Changing rooms: an ever-evolving apartment in Denmark | Interiors

From early childhood, Sif Steendahl Grandorf always knew that someday she would make a living from designing and making furniture – and it all started with cardboard and tape.

Grandorf grew up in a commune on a large farm in Denmark where the adults were always busy building or fixing something. The farm’s old workshop doors were permanently open, as was the basement, which was filled with hundreds of paint pots in all colours. Grandorf spent many hours building model landscapes and cities, but it didn’t take long for the cardboard and tape to be replaced with wood and screws.

True colours: pastel shades and matching storage. Photograph: Marco Bertolini/Living Inside

“I always wanted to create room experiences, build furniture and interiors, but I couldn’t find anywhere that taught both the design part and the practical craft,” she says. “Since I was young I’ve been moving furniture around, styling rooms and building furniture. I decorated my sisters’ rooms with new colours, moved things around and found new ways of living in them. When my siblings and I left home, I was tasked with rethinking and designing my parents’ house from scratch. And when I’m travelling and arrive at a new place, wherever it might be, the first thing I do is rearrange the place to my liking.”

Grandorf’s own home, where she lives with her partner, Mathias, and their two young children, is one big playground. There, she tests ideas, colours and solutions. She’s built almost every piece of furniture in the apartment, all of which were designed around the idea of “creating more space in the same space”. Every surface and corner of the 75 m2 apartment has been fully exploited with multi-functional furniture to optimise the space.

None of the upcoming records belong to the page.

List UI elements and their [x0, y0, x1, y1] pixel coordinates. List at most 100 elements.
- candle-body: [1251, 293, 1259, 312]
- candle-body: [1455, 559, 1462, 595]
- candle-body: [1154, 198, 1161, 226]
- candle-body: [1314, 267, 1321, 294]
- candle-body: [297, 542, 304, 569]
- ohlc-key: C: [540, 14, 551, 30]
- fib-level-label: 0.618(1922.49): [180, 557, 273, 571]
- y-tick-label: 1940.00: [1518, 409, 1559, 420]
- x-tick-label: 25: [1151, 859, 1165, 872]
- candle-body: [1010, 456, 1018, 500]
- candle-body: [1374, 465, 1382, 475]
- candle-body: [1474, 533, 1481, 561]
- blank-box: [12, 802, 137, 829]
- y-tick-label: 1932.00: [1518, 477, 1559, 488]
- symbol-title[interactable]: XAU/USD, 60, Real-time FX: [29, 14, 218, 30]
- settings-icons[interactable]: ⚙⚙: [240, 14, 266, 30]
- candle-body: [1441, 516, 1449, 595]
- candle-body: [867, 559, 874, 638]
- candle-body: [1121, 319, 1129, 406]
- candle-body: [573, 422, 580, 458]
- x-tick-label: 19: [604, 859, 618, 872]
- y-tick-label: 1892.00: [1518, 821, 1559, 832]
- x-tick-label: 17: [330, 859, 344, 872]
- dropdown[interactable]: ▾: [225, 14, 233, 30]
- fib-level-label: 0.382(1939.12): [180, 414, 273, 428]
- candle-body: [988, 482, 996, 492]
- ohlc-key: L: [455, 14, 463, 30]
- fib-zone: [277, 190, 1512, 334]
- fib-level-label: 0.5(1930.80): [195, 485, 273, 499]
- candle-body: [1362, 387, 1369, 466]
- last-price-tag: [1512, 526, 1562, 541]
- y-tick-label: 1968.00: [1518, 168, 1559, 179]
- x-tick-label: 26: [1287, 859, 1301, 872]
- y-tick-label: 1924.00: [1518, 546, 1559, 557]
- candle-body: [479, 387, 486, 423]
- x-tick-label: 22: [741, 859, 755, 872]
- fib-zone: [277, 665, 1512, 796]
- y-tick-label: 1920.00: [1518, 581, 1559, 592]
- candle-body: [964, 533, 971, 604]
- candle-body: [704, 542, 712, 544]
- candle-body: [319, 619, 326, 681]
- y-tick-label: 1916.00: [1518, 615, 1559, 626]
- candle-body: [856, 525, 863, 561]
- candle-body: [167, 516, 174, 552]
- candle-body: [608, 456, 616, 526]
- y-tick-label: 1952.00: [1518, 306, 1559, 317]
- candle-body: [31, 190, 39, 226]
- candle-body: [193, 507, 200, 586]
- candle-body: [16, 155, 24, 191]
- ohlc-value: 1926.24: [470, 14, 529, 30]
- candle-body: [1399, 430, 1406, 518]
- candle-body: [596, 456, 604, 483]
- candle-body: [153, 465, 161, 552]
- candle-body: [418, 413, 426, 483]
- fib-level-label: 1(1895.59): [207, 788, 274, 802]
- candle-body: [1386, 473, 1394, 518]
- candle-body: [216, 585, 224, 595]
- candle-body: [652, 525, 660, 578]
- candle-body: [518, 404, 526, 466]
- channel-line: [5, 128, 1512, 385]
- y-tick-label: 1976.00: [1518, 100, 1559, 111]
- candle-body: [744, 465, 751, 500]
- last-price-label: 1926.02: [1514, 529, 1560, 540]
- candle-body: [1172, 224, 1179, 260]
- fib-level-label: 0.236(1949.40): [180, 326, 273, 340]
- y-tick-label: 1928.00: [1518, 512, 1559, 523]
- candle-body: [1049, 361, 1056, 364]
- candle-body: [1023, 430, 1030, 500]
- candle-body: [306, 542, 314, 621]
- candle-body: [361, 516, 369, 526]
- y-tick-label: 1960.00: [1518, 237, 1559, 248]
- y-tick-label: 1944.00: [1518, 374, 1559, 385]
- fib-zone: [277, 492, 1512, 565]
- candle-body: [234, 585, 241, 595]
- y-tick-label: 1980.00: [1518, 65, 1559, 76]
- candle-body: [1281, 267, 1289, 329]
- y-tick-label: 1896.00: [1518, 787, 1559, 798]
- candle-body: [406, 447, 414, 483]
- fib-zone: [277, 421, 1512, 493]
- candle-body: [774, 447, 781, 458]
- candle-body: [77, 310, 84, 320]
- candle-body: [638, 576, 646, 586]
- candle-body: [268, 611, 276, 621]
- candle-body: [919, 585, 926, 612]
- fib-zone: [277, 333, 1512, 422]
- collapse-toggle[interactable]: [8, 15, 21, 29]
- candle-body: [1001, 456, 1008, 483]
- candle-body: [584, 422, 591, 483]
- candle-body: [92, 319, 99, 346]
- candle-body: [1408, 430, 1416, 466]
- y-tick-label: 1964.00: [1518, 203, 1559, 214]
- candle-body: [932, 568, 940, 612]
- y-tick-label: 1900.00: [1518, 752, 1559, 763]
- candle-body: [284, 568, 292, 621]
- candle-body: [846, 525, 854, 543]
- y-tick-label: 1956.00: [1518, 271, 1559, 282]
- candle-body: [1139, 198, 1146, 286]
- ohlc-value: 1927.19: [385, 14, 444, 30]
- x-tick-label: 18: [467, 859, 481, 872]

The apartment recently had a major colour transformation in which the entire kitchen and the long corridor received a makeover. Grandorf was looking for some sharp contrasts to the many pastels that are her usual shades of choice. “Our home is a massive explosion of colour. I believe they make our senses come to life, they help to activate us and they create energy.”

In the pink: the kitchen, complete with Murano glass light shade. Photograph: Marco Bertolini/Living Inside

One of the first things she did was remove all the doors, except for the kitchen and bathroom. The long bench built against the wall was made by Grandorf out of drawer modules from Trævarefabrikkernes Udsalg, a Danish furnishing supplier. On top of it she built her own “settle box” in order to achieve the perfect sitting height. The round table, found online, is extendable and 30 people have occasionally been seated around it. The mint-coloured chair is from FDB, a Danish furniture store, and the white and pink folding chair was found secondhand. A Murano glass lamp in delicate pink hangs above the table, “It’s as beautiful as it is wry and heavy,” says Grandorf.

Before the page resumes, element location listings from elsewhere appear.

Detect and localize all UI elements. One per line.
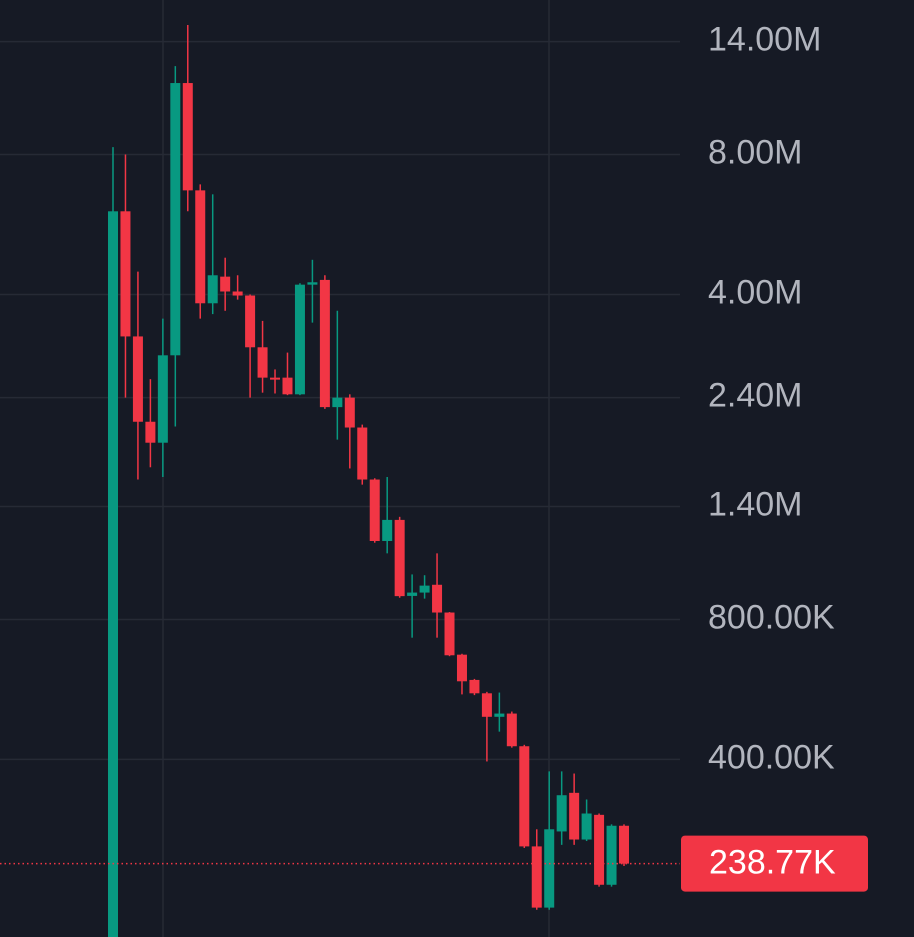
candle-body (544, 829, 555, 908)
candle-body (432, 584, 443, 613)
candle-body (506, 713, 517, 747)
candle-body (606, 825, 617, 885)
candle-body (556, 795, 567, 832)
candle-body (369, 479, 380, 541)
candle-body (581, 813, 592, 840)
candle-body (257, 347, 268, 378)
candle-body (456, 654, 467, 682)
y-axis: 14.00M 8.00M 4.00M 2.40M 1.40M 800.00K 400.00K… (681, 21, 868, 892)
candle-body (294, 284, 305, 395)
y-tick-label: 8.00M (708, 134, 803, 172)
y-tick-label: 800.00K (708, 598, 835, 636)
candle-body (108, 211, 118, 937)
candle-body (207, 275, 218, 304)
candle-body (569, 792, 580, 840)
y-tick-label: 400.00K (708, 738, 835, 776)
candle-body (394, 519, 405, 597)
candle-body (120, 211, 131, 337)
candle-body (245, 295, 256, 348)
y-tick-label: 14.00M (708, 21, 821, 59)
candle-body (132, 336, 143, 422)
candle-body (594, 814, 605, 885)
candle-body (469, 679, 480, 694)
candle-body (619, 825, 629, 864)
last-price-label: 238.77K (709, 844, 836, 882)
candle-body (220, 276, 231, 292)
candle-body (407, 592, 418, 596)
candle-body (232, 291, 243, 296)
candle-body (170, 83, 181, 356)
candle-body (195, 190, 206, 304)
y-tick-label: 4.00M (708, 273, 803, 311)
candle-body (332, 397, 343, 408)
last-price-box (681, 835, 868, 892)
candle-body (519, 746, 530, 847)
candle-body (157, 355, 168, 443)
candle-body (357, 427, 368, 480)
candle-body (282, 377, 293, 395)
candle-body (344, 397, 355, 428)
y-tick-label: 1.40M (708, 485, 803, 523)
candle-body (531, 846, 542, 908)
candle-body (481, 693, 492, 717)
plot-area (0, 24, 680, 937)
candle-body (319, 279, 330, 408)
candle-body (145, 421, 156, 443)
candle-body (182, 83, 193, 191)
candle-body (494, 713, 505, 717)
y-tick-label: 2.40M (708, 377, 803, 415)
candle-body (307, 282, 318, 285)
candle-body (270, 377, 281, 380)
candle-body (382, 519, 393, 541)
candle-body (419, 585, 430, 593)
candle-body (444, 612, 455, 656)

Overlooking the round table is a set of prints: a photo by Stefan Wesse, a Marsden Hartley exhibition poster from Louisiana, and a small work in a black frame by Henrik Sander. From the large, sloping windows of the sitting room, the light dances its way through the little bedroom. The old window was bought from a villa in Frederiksberg whose windows were about to be replaced. “I love the thought of all the people who have looked out of that window over many years.”

In the sitting room, a small bookcase was made up of four smaller modules from Trævarefabrikernes Udsalg, which were placed at various angles and painted in the same colour as the wall. The shelves are filled with glass art, and at the bottom are the boys’ toys. Below the topmost box hangs a glass lamp found secondhand, which Grandorf refurbished. Most of the glass things were found at flea markets. The little wicker chair in the corridor is from @bohemehjem.

As all four of them share the bedroom, the space in the sitting room has been maximised to “romp about in”. One of her innovations is a multi-functional sofa layout, which Grandorf designed and built herself out of MDF boards, two mattresses and a length of velvet in burnt orange. Each part has been made so the whole can be assembled as a corner sofa, a 4m oblong sofa or a large double bed for visitors. And inside there’s room for visitors’ duvets and all of Mathias’s books that have yet to be put on shelves. A swing is used every day by both children and adults, and which can easily be taken down.

The colourful home is constantly changing, since Grandorf thrives on change, so whenever she gets an idea, she springs into action. “I never work according to a completely fixed plan. The result is often different the next month anyway. The furnishings are in constant flux, I’m always building new pieces of furniture, optimising, painting new colours according to season, mood and needs. I’ve already rebuilt the bedroom several times in order to make everything fit in such a small space. In the beginning we were two, then came a little baby and then another one, and they’re growing so fast.” Fortunately, there’s a lot of support from Mathias, although sometimes he does arrive home to find things look completely altered from when he left. “For the last several years he’s said: ‘Just do it – go for it!’ whenever I’ve got a new idea. He knows that I live and breathe transformation.”